Утром Монтальбано пришел в комиссариат в сером костюме, светло-голубой рубашке, галстуке приглушенных тонов и черных ботинках.

- Прямо загляденье, - оценил Мими Ауджелло.

Не говорить же ему, что он так вырядился, чтобы в девять тридцать вечера слушать сольный скрипичный концерт. Мими решил бы, что он рехнулся. И то сказать, во всей этой затее есть что-то безумное.

- Я сегодня иду на похороны, - пробормотал он.

У него в кабинете звонил телефон.

- Сальво? Это Анна. Только что мне позвонил Гвидо Серравалле.

- Из Болоньи?

- Нет, из Монтелузы. Сказал, что мой телефон ему уже давно дала Микела. Он знал, что мы дружим. Сейчас он приехал на похороны и остановился в «Делла Балле». Пригласил меня с ним пообедать, во второй половине дня он уезжает. Что мне делать?

- В каком смысле?

- Не знаю, я чувствую себя неловко.

- Почему?


- Комиссар? Говорит Эмануэле Ликальци. Вы придете на похороны?

- Да. Во сколько?

- В одиннадцать. Потом прямо из церкви гроб отправят в Болонью. Есть новости?

- Ничего существенного. Вы еще задержитесь в Монтелузе?

- До завтрашнего утра. Я должен договориться с агентством по недвижимости о продаже виллы. После обеда я поеду туда с агентом, он хочет все посмотреть. Ах да, вчера вечером я летел в одном самолете с Гвидо Серравалле. Он тоже приехал на похороны.

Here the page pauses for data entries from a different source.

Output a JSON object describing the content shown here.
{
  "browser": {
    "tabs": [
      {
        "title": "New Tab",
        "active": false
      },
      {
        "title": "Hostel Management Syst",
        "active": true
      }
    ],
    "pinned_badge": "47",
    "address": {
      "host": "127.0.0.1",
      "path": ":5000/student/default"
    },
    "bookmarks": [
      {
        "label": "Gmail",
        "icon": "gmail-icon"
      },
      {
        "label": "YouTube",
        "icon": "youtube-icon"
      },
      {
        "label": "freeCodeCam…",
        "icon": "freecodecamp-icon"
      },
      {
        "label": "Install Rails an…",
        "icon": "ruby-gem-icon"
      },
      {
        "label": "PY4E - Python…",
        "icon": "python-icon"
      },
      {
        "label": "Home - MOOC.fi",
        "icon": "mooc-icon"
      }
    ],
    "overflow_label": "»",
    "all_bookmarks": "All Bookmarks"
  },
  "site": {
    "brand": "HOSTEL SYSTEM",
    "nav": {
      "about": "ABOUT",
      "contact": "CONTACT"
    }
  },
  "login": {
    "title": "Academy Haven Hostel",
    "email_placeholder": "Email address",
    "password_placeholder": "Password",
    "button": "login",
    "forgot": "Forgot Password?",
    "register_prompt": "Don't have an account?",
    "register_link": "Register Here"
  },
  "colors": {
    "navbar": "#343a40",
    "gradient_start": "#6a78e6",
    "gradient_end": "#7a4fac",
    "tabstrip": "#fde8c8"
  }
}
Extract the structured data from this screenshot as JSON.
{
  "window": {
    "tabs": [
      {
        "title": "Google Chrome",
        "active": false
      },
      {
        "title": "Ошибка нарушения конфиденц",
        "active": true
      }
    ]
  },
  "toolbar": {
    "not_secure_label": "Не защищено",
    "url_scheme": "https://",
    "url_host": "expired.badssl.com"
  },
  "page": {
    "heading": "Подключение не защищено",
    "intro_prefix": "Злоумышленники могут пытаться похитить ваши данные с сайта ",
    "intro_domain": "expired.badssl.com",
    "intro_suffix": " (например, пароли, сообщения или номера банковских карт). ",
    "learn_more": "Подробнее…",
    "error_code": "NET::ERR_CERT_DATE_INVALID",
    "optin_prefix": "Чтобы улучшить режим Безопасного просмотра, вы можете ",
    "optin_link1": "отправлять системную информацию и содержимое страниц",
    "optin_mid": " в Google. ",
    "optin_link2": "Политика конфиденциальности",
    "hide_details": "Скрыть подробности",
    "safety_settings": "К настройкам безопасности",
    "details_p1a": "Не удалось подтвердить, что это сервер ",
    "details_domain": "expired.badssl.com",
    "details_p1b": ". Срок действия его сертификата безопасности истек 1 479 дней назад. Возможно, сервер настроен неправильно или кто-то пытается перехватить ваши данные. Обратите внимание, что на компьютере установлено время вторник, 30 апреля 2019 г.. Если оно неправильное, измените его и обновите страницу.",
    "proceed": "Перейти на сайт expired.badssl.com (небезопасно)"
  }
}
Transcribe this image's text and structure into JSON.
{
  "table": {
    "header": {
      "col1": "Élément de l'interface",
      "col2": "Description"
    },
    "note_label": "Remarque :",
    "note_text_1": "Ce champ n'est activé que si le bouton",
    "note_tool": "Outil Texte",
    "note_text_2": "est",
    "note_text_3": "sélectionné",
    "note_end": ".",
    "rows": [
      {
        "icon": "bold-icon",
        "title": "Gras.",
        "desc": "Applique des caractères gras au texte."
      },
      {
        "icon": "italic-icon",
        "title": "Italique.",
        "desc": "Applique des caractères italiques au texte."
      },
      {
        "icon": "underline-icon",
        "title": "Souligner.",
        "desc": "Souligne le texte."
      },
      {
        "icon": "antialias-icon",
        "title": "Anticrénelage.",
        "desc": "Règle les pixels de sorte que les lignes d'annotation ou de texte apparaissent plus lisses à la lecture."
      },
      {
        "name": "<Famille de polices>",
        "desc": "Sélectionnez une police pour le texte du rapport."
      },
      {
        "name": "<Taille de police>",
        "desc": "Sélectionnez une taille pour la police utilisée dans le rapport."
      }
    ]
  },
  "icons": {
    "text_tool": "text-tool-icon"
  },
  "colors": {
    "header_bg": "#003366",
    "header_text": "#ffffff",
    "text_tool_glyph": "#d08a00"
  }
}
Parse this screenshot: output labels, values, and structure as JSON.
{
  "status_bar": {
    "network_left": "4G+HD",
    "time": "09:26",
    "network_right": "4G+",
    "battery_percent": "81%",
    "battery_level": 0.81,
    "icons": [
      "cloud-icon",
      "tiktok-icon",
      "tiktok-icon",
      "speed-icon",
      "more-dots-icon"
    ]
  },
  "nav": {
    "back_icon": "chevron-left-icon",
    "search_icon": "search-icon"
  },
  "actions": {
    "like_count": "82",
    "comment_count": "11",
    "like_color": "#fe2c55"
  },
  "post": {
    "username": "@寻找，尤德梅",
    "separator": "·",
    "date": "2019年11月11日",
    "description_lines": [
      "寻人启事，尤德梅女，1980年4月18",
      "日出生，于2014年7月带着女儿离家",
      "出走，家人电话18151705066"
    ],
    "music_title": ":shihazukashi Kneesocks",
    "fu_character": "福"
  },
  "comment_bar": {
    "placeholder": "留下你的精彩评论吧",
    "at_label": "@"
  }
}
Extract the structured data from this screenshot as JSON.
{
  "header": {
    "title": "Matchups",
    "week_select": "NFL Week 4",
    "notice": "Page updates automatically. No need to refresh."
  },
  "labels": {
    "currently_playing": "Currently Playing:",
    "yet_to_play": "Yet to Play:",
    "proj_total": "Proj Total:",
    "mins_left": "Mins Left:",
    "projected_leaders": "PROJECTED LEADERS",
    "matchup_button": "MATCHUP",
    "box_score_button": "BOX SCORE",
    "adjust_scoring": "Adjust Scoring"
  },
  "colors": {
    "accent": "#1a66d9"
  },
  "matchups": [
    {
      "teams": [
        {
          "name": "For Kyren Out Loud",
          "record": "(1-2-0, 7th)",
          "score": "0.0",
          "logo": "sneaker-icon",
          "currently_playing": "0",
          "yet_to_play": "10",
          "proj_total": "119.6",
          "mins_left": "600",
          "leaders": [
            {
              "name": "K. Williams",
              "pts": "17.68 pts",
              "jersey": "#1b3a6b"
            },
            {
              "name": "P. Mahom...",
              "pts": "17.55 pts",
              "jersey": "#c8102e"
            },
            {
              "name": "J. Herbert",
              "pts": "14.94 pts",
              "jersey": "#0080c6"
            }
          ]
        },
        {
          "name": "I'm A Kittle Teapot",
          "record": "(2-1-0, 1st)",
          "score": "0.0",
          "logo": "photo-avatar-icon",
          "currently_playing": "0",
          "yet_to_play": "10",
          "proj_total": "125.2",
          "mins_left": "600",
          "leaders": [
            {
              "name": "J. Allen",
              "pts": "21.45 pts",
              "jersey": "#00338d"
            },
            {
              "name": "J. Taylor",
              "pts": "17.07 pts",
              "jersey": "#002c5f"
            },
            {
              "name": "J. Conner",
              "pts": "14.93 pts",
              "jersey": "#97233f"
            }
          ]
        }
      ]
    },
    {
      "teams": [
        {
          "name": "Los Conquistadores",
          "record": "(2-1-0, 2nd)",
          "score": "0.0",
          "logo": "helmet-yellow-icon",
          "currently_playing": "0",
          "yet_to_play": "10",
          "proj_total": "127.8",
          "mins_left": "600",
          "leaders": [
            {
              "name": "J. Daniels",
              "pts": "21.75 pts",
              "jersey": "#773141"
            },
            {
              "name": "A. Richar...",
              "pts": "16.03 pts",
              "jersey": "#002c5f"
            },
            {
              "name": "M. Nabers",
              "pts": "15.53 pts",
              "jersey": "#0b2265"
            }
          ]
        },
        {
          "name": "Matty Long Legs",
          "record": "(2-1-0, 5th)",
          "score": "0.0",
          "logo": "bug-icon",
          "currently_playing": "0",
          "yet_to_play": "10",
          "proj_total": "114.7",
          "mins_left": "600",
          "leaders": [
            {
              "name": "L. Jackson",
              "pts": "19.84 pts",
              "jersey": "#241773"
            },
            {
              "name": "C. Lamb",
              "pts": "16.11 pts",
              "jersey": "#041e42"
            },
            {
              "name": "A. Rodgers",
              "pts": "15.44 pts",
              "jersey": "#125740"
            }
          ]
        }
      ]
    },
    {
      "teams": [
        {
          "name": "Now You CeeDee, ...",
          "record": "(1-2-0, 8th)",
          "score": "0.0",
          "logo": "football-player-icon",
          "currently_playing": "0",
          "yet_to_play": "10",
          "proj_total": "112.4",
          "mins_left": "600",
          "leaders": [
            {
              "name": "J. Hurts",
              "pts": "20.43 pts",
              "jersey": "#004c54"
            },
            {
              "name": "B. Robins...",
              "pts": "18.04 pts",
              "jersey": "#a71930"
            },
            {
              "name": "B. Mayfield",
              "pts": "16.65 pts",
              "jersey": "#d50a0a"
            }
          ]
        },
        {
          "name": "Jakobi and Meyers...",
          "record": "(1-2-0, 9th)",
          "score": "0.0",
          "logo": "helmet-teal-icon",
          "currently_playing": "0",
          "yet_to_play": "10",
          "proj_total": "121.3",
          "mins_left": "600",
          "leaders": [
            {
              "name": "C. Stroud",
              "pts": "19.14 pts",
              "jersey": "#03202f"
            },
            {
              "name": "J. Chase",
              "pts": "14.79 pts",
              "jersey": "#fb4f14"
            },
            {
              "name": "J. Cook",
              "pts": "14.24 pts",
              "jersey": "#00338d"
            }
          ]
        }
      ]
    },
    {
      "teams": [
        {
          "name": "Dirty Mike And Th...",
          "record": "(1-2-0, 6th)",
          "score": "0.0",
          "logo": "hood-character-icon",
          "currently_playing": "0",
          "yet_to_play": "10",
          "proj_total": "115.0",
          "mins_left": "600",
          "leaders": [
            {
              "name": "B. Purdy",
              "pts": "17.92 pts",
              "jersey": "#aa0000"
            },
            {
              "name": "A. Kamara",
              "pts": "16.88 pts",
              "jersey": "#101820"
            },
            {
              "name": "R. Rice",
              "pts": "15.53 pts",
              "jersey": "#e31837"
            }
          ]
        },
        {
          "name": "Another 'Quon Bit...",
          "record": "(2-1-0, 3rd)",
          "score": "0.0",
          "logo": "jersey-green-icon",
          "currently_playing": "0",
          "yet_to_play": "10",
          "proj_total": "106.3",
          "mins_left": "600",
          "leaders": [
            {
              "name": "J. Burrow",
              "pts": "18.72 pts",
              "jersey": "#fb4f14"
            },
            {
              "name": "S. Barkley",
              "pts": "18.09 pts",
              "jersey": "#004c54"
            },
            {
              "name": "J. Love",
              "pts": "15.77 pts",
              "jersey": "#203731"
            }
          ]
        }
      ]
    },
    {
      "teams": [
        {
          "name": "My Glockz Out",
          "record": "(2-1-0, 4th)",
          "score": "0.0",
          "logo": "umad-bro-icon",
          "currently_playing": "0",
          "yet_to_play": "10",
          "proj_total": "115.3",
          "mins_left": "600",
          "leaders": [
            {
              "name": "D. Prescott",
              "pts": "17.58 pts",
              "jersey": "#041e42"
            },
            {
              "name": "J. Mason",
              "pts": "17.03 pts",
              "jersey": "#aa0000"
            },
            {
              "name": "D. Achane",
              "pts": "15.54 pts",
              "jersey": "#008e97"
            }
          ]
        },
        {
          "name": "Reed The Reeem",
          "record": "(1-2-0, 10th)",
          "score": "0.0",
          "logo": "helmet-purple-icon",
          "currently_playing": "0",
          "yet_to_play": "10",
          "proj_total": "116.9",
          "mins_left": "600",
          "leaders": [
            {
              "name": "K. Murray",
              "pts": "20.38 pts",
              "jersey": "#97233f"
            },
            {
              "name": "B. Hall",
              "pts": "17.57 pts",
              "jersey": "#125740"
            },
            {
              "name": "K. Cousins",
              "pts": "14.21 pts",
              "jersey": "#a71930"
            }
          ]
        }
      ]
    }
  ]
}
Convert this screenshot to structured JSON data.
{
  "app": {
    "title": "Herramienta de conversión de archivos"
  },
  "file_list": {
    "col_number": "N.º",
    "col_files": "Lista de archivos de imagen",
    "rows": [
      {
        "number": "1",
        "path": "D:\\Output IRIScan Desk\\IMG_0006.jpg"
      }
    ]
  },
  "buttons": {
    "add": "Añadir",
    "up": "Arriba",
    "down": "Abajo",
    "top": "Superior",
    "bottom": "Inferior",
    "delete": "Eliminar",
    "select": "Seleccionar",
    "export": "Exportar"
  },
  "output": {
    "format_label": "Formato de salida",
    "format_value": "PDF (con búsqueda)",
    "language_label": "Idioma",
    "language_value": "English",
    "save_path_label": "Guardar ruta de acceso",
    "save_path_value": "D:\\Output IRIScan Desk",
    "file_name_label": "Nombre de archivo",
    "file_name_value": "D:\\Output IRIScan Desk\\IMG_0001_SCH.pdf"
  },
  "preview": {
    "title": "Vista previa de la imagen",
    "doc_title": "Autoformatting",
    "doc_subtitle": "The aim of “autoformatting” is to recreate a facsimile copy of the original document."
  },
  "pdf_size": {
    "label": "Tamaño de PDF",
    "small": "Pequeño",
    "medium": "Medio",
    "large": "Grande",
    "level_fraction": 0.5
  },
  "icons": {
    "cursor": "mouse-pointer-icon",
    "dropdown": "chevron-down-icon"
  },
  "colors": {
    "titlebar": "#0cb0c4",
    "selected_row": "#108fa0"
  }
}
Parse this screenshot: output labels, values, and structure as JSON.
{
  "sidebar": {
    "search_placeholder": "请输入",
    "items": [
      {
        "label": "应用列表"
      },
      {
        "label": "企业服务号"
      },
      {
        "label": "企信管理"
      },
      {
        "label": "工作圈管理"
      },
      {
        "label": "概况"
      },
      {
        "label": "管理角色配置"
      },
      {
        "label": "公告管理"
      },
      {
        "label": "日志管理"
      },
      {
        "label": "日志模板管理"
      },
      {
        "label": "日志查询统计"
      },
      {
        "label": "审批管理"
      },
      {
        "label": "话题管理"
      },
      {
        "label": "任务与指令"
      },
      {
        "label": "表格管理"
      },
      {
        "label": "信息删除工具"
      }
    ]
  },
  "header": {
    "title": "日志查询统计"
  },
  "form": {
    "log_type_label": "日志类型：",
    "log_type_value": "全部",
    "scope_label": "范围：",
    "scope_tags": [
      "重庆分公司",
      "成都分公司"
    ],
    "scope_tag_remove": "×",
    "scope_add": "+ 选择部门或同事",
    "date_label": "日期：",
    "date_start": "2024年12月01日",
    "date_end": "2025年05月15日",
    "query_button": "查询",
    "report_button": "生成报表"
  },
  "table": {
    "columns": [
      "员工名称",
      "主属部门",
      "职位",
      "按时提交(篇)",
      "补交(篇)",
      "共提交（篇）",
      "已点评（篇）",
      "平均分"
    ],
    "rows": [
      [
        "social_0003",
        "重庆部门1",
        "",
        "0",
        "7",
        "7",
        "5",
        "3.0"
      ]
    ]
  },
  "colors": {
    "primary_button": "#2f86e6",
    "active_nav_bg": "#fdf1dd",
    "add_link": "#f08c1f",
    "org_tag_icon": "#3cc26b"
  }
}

- Щекотливая ситуация, - вырвалось у комиссара.

- Вы так считаете?

Доктор Эмануэле Ликальци снова надел свою маску.


- Поторопитесь, вот-вот начнется, - сказала синьора Клементина, пригласив его в комнату рядом с гостиной. Они уселись. Ради такого случая синьора надела длинное вечернее платье. Выглядела она как постаревшая дама с портрета работы Джованни Болдини. Ровно в девять тридцать маэстро Барбера начал концерт. Спустя пять минут у комиссара появилось странное ощущение, от которого он никак не мог избавиться. Ему казалось, что поет не скрипка, а женский голос, умоляющий выслушать его и понять. Медленно, но уверенно звуки складывались в слоги или даже в слова, сливались в жалобный древний плач, который по временам достигал вершины трагизма. Этот тревожный женский голос рассказывал об ужасной тайне, которую сумеет постичь лишь тот, кто способен полностью отдаться музыке. Комиссар закрыл глаза, глубоко взволнованный и потрясенный. Но одного он не мог понять: раньше у скрипки был совсем другой тембр, не могла же она так измениться? Не открывая глаз, он позволил голосу увлечь себя за собой. И увидел, как входит на виллу, пересекает гостиную, открывает витрину, берет футляр от скрипки… Так вот что его так мучило; вот та деталь, которая выпадала из общей картины! Голова словно взорвалась от яркой вспышки, и он застонал, как от боли.

- Вы тоже расчувствовались? - спросила синьора Клементина, утирая слезу. - Он еще никогда так не играл.

В это мгновение концерт, по-видимому, как раз закончился, и синьора включила телефон, набрала номер и принялась аплодировать.